Is A Natural Gas Pipeline Between Alaska And China Realistic?

Authored by Irina Slav via OilPrice.com,

When Alaska’s governor Bill Walker headed with a trade delegation to China earlier this week, he must have hoped to bring back good news about an 800-mile gas pipeline project that would see the state’s gas reserves flow into an increasingly gas-hungry Chinese economy. However, the only news the delegation brought home was that Sinopec and Bank of China were still interested in the project.

This declaration of interest is hardly worth a headline, but one outtake from the meeting with Sinopec’s president, as reported by Alaska’s Energy Desk Rashah McChesney, is worth mentioning. The president of China’s largest refiner said, “After some of the work we did, in terms of assessment and evaluation in technology, economics and in terms of the resources of Sinopec – I think there’s a lot more work for us to be done than originally imagined.”

The latter part of this remark should be a cause for concern for the project’s proponents as it is a clear sign that Sinopec will be taking a cautious approach to what could be a multibillion-dollar investment.
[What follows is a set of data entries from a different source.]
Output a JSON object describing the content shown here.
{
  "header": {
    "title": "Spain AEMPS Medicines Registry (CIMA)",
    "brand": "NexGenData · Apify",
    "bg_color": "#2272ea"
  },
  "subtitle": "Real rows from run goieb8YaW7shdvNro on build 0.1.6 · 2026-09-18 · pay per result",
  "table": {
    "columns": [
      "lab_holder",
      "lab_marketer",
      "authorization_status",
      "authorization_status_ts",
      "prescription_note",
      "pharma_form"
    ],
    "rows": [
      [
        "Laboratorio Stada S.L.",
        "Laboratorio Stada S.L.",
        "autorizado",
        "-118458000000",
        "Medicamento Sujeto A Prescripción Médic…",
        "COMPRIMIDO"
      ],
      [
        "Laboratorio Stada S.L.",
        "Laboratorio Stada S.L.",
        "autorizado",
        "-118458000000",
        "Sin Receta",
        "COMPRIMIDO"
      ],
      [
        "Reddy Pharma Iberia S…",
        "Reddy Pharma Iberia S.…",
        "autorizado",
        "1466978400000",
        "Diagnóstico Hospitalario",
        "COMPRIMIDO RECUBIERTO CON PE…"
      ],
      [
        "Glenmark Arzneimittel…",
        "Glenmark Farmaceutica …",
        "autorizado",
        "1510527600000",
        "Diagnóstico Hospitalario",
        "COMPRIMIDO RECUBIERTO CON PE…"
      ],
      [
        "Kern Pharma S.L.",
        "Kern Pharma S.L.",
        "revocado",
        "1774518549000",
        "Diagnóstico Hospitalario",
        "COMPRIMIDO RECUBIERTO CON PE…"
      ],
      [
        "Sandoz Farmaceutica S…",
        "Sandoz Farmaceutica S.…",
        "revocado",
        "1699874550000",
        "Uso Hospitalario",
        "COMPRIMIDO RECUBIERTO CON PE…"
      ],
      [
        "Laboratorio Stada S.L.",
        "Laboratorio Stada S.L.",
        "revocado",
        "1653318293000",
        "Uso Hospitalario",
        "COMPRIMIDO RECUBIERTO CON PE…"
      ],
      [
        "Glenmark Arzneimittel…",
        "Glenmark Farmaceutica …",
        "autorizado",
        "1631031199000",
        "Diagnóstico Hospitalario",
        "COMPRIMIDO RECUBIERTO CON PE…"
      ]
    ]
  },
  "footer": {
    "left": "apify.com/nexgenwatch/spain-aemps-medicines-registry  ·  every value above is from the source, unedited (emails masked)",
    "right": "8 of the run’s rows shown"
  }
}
To be more precise, the pipeline will cost an estimated US$45 billion. It would ship natural gas from Prudhoe Bay to the southern Alaska coast, in Nikiski, from where the now liquefied gas will be shipped to a booming Chinese gas market. Without it, the gas is as good as non-existent, because it cannot be brought to market without a pipeline.

Given the size of the investment that would be needed to build the infrastructure, it’s no wonder that Governor Walker reached out to potential investors in the country that would benefit from the project. He inked a preliminary deal with Sinopec, China Investment Corp., and Bank of China last November.

This, by the way, happened after the original companies behind the deal, including Exxon, BP, and ConocoPhillips, quit, worried about a surge in global LNG supplies that made the project “one of the least competitive” globally, according to Wood Mackenzie.

But Alaska is not giving up. With falling oil production and revenues, tapping the U.S.’s huge Arctic gas reserves, which estimates peg at as much as 200 trillion cubic feet, makes perfect economic sense, provided that Chinese demand lives up to the promise and there isn’t too much competition, which is doubtful, what with all the megaprojects in Australia, and Russia joining the LNG game with its eyes set mainly on Asia.

The head of the Alaska Gasline Development Corporation, Keith Meyer, said at a recent public meeting that the project will happen, despite doubts about its viability. “We’ve got some time; we’ve got some lead time, but that’s going to disappear very, very quickly,” Meyer said. “And so every person, every small company, every large company in the state has got to get ready.”

Meanwhile, in addition to the doubts in both China and the U.S. about the project’s competitiveness, there is naturally environmentalist opposition to yet another pipeline. The Environmental Investigation Agency this month called on the National Marine Fisheries Service to reject AGDC’s application for approval of the pipeline project on the grounds that it will threaten a population of beluga whales in Cook Inlet, where a portion of the pipeline will pass under the seabed. The EIA has accused the company of revising its original application to reduce the extent of the threat for the endangered marine mammals.

The Sierra Club is also against it, for more general reasons such as “increased natural gas drilling in the Arctic…. increasing air pollution, diminishing wildlife habitat, and exacerbating climate change.”

The odds seem to be stacked against the Alaska gas pipeline, at least at the moment. If the Chinese investors are not yet ready to commit any actual money to the project, they might not be ready at all.